Colmar le 10 juin 1806
Le préfet du département du Haut-Rhin
Membre de la légion d’honneur
A son Excellence le ministre de l’Intérieur

    Monseigneur

A peine le décret impérial du 30 mai dernier concernant le délai accordé aux cultivateurs opprimés par l’usure des juifs est-il connu dans mon département que l’on voit déjà une (* ?) avide tenter tous les moyens d’en éluder les salutaires effets  Tandis que la bienveillance paternelle de S.M. cherche à soustraire de malheureux débiteurs aux poursuites de leurs impitoyables créanciers, ceux-ci cherchent a ressaisir leur proie par des mesures encore plus destructives de l’industrie agricole à l’aide de contrat dit à réméré.  Le cultivateur obtient de l’argent du Juif par la vente forcée d’un fonds qu’il donne à perte, mais afin de sauver les apparences, le Juif souscrit le pacte illusoire de rendre le bien à l’expiration d’un terme convenu, et moyennant la restitution de la somme principale : le terme arrivé, le prêteur devient de plein droit propriétaire irrévocable d’un fonds qu’il a acquis à prix modique et s’empresse de faire passer dans d’autres mains.
    J’ai cru, Monseigneur, devoir appeler toute votre attention sur ce genre de prêt plus nuisible à l’agriculture que l’usure même, puisqu’il tend à ôter des mains de cultivateur un sol productif pour en faire un objet de trafic.
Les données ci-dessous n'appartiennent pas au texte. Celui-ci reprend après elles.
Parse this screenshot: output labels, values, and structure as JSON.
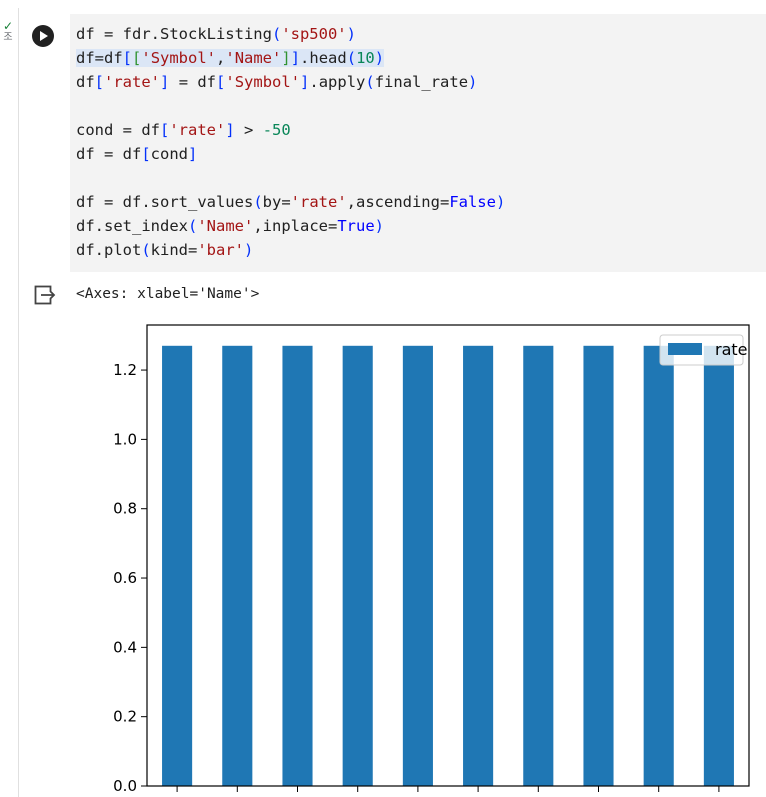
{
  "status": {
    "label": "조"
  },
  "code_lines": [
    "df = fdr.StockListing('sp500')",
    "df=df[['Symbol','Name']].head(10)",
    "df['rate'] = df['Symbol'].apply(final_rate)",
    "",
    "cond = df['rate'] > -50",
    "df = df[cond]",
    "",
    "df = df.sort_values(by='rate',ascending=False)",
    "df.set_index('Name',inplace=True)",
    "df.plot(kind='bar')"
  ],
  "output": {
    "text": "<Axes: xlabel='Name'>"
  },
  "chart_data": {
    "type": "bar",
    "categories": [
      "",
      "",
      "",
      "",
      "",
      "",
      "",
      "",
      "",
      ""
    ],
    "series": [
      {
        "name": "rate",
        "values": [
          1.27,
          1.27,
          1.27,
          1.27,
          1.27,
          1.27,
          1.27,
          1.27,
          1.27,
          1.27
        ]
      }
    ],
    "ylim": [
      0,
      1.33
    ],
    "yticks": [
      "0.0",
      "0.2",
      "0.4",
      "0.6",
      "0.8",
      "1.0",
      "1.2"
    ],
    "legend_position": "top-right",
    "bar_color": "#1f77b4",
    "grid": false
  }
}
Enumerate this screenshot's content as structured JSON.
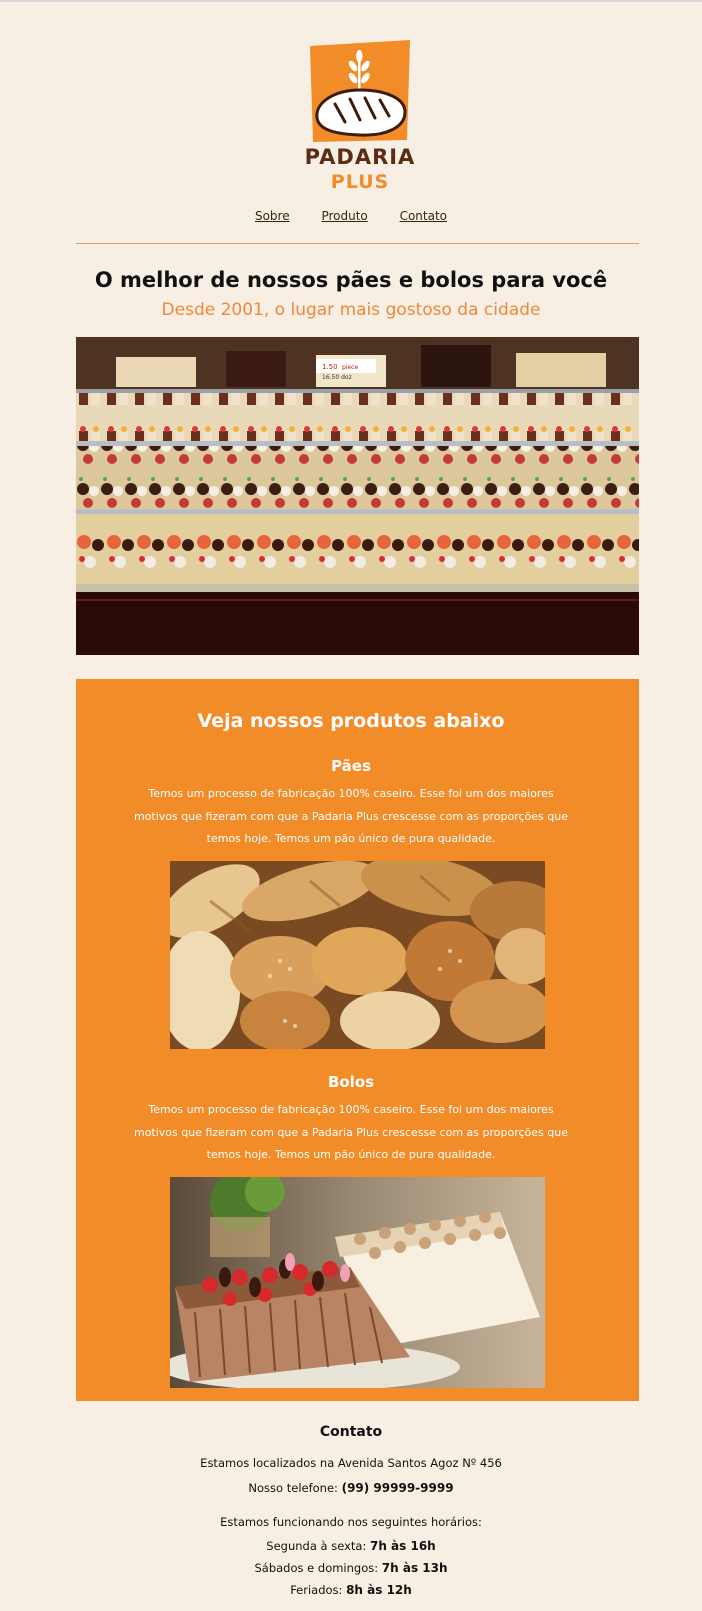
{
  "brand": {
    "line1": "PADARIA",
    "line2": "PLUS"
  },
  "nav": {
    "items": [
      "Sobre",
      "Produto",
      "Contato"
    ]
  },
  "hero": {
    "title": "O melhor de nossos pães e bolos para você",
    "subtitle": "Desde 2001, o lugar mais gostoso da cidade",
    "price_tag_1": "1.50",
    "price_tag_2": "piece",
    "price_tag_3": "16.50 doz"
  },
  "products": {
    "title": "Veja nossos produtos abaixo",
    "categories": [
      {
        "name": "Pães",
        "description": "Temos um processo de fabricação 100% caseiro. Esse foi um dos maiores motivos que fizeram com que a Padaria Plus crescesse com as proporções que temos hoje. Temos um pão único de pura qualidade."
      },
      {
        "name": "Bolos",
        "description": "Temos um processo de fabricação 100% caseiro. Esse foi um dos maiores motivos que fizeram com que a Padaria Plus crescesse com as proporções que temos hoje. Temos um pão único de pura qualidade."
      }
    ]
  },
  "contact": {
    "title": "Contato",
    "address": "Estamos localizados na Avenida Santos Agoz Nº 456",
    "phone_label": "Nosso telefone: ",
    "phone": "(99) 99999-9999",
    "hours_intro": "Estamos funcionando nos seguintes horários:",
    "hours": [
      {
        "label": "Segunda à sexta: ",
        "value": "7h às 16h"
      },
      {
        "label": "Sábados e domingos: ",
        "value": "7h às 13h"
      },
      {
        "label": "Feriados: ",
        "value": "8h às 12h"
      }
    ]
  },
  "colors": {
    "accent": "#f28c28",
    "background": "#f7efe4",
    "brand_dark": "#5a2d14",
    "divider": "#e4a05a"
  }
}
Il sera faute au Gouvernement de trouver dans sa sagesse les moyens de mettre un frein à ces nouvelles et dangereuses manœuvres que l’on me signale particulièrement dans l’arrondissement d’Altkierch, l’un des plus opprimés pour l’usure des Juifs.
   
    J’ai l’honneur d’être avec respect,
    Monseigneur
                    De votre Excellence le très humble et très obéissant serviteur.

……………………………

Paris le 14 juillet 1806

Le Grand-Juge Ministre de la Justice
Grand Officier de la Légion d’Honneur

A Son Excellence le Ministre de l’Intérieur
Grand Officier de la Légion d’Honneur

Monsieur

J’ai reçu la lettre par laquelle votre Excellence m’informe des moyens mis en usage par les juifs su département du Haut-Rhin pour éluder les dispositions du décret du 30 mai dernier, et dépouiller les cultivateurs à l’aide de contrats à réméré.
IL me semble qu’il sera à propos d’examiner ce nouveau sujet de plaintes, lors de la prochaine assemblée des députés de la nation Juive qui doit avoir lieu le 15 de ce mois . En exécution de ce décret et d’après les réflexions qui seront faites alors, votre excellence sera à portée de proposer au Gouvernement le parti qu’elle Jugera convenable.
    Ces nouvelles tentatives n’échapperont pas à l’attention du Gouvernement et le moyen de les rendre sans effet ne sera pas négligé dans l’occasion.

    Agréez, Monsieur, l’assurance de ma haute considération.